OK...just had new CV joints(axle assembles) installed and new KYB AGX with Eibach Sportline springs installed.
It drives good...except for the rattling...Its not loud or banging noise. I thinking it has to do with my steering. Honestly I dont see what could be still causing this.
Has anyone else had this issue?


----------



## WeaselWeb (Feb 25, 2004)

I just had a new axle put on not oo long ago on my '93 GXE. I had a similar problem to what you are talking about, I would hit a bump or turn and I would geta rattle or a squeal. For me it was just brake backing plate was bent when I had my axle replaced. No big, check that out, it might just be lose.
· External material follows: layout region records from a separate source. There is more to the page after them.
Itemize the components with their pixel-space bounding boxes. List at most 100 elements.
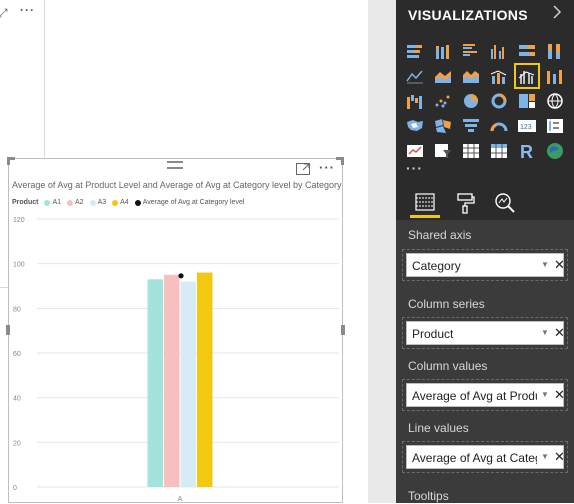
legend-swatch [134, 199, 141, 206]
legend-swatch [67, 199, 74, 206]
y-tick-label: 100 [13, 262, 25, 269]
field-pill[interactable]: Category ▼ ✕ [406, 253, 565, 277]
well-label-tooltips: Tooltips [408, 489, 449, 503]
svg-text:123: 123 [520, 124, 532, 131]
stacked-bar-chart-icon[interactable] [404, 40, 426, 62]
well-label-column-values: Column values [408, 359, 488, 373]
chart-legend: Product A1 A2 A3 A4 Average of Avg at Ca… [12, 199, 244, 206]
field-pill[interactable]: Average of Avg at Category level ▼ ✕ [406, 445, 565, 469]
y-tick-label: 80 [13, 306, 21, 313]
field-name: Category [412, 259, 461, 273]
field-pill[interactable]: Average of Avg at Product Level ▼ ✕ [406, 383, 565, 407]
remove-field-icon[interactable]: ✕ [554, 325, 565, 341]
more-options-icon[interactable]: ··· [20, 3, 35, 17]
resize-handle-top-left[interactable] [7, 157, 15, 165]
funnel-icon[interactable] [460, 115, 482, 137]
x-tick-label: A [178, 496, 183, 503]
chevron-down-icon[interactable]: ▼ [541, 390, 549, 399]
get-more-visuals-button[interactable]: ··· [406, 160, 423, 176]
focus-mode-icon[interactable] [296, 163, 310, 175]
field-name: Average of Avg at Product Level [412, 389, 537, 403]
y-tick-label: 60 [13, 351, 21, 358]
line-point [178, 273, 184, 279]
stacked-column-chart-icon[interactable] [432, 40, 454, 62]
matrix-icon[interactable] [488, 140, 510, 162]
y-tick-label: 40 [13, 396, 21, 403]
filled-map-icon[interactable] [404, 115, 426, 137]
pane-tabs [396, 184, 574, 220]
treemap-icon[interactable] [516, 90, 538, 112]
tab-format[interactable] [450, 188, 480, 218]
well-label-shared-axis: Shared axis [408, 228, 472, 242]
field-name: Product [412, 327, 454, 341]
chart-title: Average of Avg at Product Level and Aver… [12, 180, 342, 190]
chevron-down-icon[interactable]: ▼ [541, 328, 549, 337]
arcgis-map-icon[interactable] [544, 140, 566, 162]
waterfall-chart-icon[interactable] [404, 90, 426, 112]
shape-map-icon[interactable] [432, 115, 454, 137]
legend-item-line[interactable]: Average of Avg at Category level [134, 199, 244, 206]
gauge-icon[interactable] [488, 115, 510, 137]
clustered-column-chart-icon[interactable] [488, 40, 510, 62]
line-clustered-column-visual[interactable]: ··· Average of Avg at Product Level and … [6, 157, 345, 503]
chart-plot-area: 0 20 40 60 80 100 120 A [13, 217, 339, 503]
y-tick-label: 20 [13, 440, 21, 447]
legend-swatch [89, 199, 96, 206]
collapse-pane-icon[interactable] [552, 4, 562, 25]
resize-handle-top-right[interactable] [336, 157, 344, 165]
area-chart-icon[interactable] [432, 65, 454, 87]
svg-text:R: R [520, 142, 533, 160]
kpi-icon[interactable] [404, 140, 426, 162]
r-script-visual-icon[interactable]: R [516, 140, 538, 162]
legend-item-a2[interactable]: A2 [67, 199, 84, 206]
well-column-series[interactable]: Product ▼ ✕ [402, 317, 568, 349]
more-options-icon[interactable]: ··· [319, 160, 335, 175]
100-stacked-column-chart-icon[interactable] [544, 40, 566, 62]
clustered-bar-chart-icon[interactable] [460, 40, 482, 62]
tab-fields[interactable] [410, 188, 440, 218]
legend-item-a4[interactable]: A4 [112, 199, 129, 206]
slicer-icon[interactable] [432, 140, 454, 162]
visual-type-gallery: 123 R [404, 40, 568, 164]
legend-title: Product [12, 199, 39, 206]
field-name: Average of Avg at Category level [412, 451, 537, 465]
multi-row-card-icon[interactable] [544, 115, 566, 137]
legend-item-a3[interactable]: A3 [89, 199, 106, 206]
well-line-values[interactable]: Average of Avg at Category level ▼ ✕ [402, 441, 568, 473]
100-stacked-bar-chart-icon[interactable] [516, 40, 538, 62]
report-canvas: ⤢ ··· ··· Average of Avg at Product Leve… [0, 0, 368, 503]
well-shared-axis[interactable]: Category ▼ ✕ [402, 249, 568, 281]
chevron-down-icon[interactable]: ▼ [541, 260, 549, 269]
pie-chart-icon[interactable] [460, 90, 482, 112]
legend-item-a1[interactable]: A1 [44, 199, 61, 206]
remove-field-icon[interactable]: ✕ [554, 387, 565, 403]
donut-chart-icon[interactable] [488, 90, 510, 112]
paint-roller-icon [457, 193, 475, 214]
field-pill[interactable]: Product ▼ ✕ [406, 321, 565, 345]
well-column-values[interactable]: Average of Avg at Product Level ▼ ✕ [402, 379, 568, 411]
remove-field-icon[interactable]: ✕ [554, 257, 565, 273]
visualizations-pane: VISUALIZATIONS 123 R ··· Shared axis Cat… [396, 0, 574, 503]
tab-analytics[interactable] [490, 188, 520, 218]
pane-title: VISUALIZATIONS [408, 7, 528, 23]
ribbon-chart-icon[interactable] [544, 65, 566, 87]
map-icon[interactable] [544, 90, 566, 112]
line-stacked-column-chart-icon[interactable] [488, 65, 510, 87]
remove-field-icon[interactable]: ✕ [554, 449, 565, 465]
well-label-line-values: Line values [408, 421, 469, 435]
line-clustered-column-chart-icon[interactable] [514, 63, 540, 89]
well-label-column-series: Column series [408, 297, 485, 311]
table-icon[interactable] [460, 140, 482, 162]
chevron-down-icon[interactable]: ▼ [541, 452, 549, 461]
scatter-chart-icon[interactable] [432, 90, 454, 112]
stacked-area-chart-icon[interactable] [460, 65, 482, 87]
bar-a1 [147, 279, 163, 487]
drag-grip-icon[interactable] [167, 161, 183, 169]
focus-mode-icon[interactable]: ⤢ [0, 6, 8, 20]
legend-swatch [112, 199, 119, 206]
line-chart-icon[interactable] [404, 65, 426, 87]
card-icon[interactable]: 123 [516, 115, 538, 137]
bar-a4 [197, 272, 213, 487]
fields-icon [415, 192, 435, 211]
bar-a2 [164, 274, 180, 487]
Or you might have a ball joint problem


----------



## KA24Tech (Feb 2, 2004)

Also double check to see if the springs are seated correctly and make sure they put the spring rubber sound dampener which goes between the spring and the new strut perch.

Troy


----------



## pearsont74 (Oct 1, 2002)

KA24Tech said:


> Also double check to see if the springs are seated correctly and make sure they put the spring rubber sound dampener which goes between the spring and the new strut perch.
> 
> Troy


i did the strut and spring install and i made sure the the springs were seated but since the axles was done i have to recheck..


----------



## Neil (Aug 13, 2002)

hehe i heard rattling in my car when i put in my coilovers and it turns out its the change in my ashtray rattling im assuming from the extra stiffnesss.


----------



## pearsont74 (Oct 1, 2002)

Neil said:


> hehe i heard rattling in my car when i put in my coilovers and it turns out its the change in my ashtray rattling im assuming from the extra stiffnesss.


lol
this is definitly coming from the front...outside of the car around the wheels


----------



## KA24Tech (Feb 2, 2004)

pearsont74 said:


> lol
> this is definitly coming from the front...outside of the car around the wheels


Also double check the sway bar endlinks. Sometimes they don't get tightened all the way. 

Troy


----------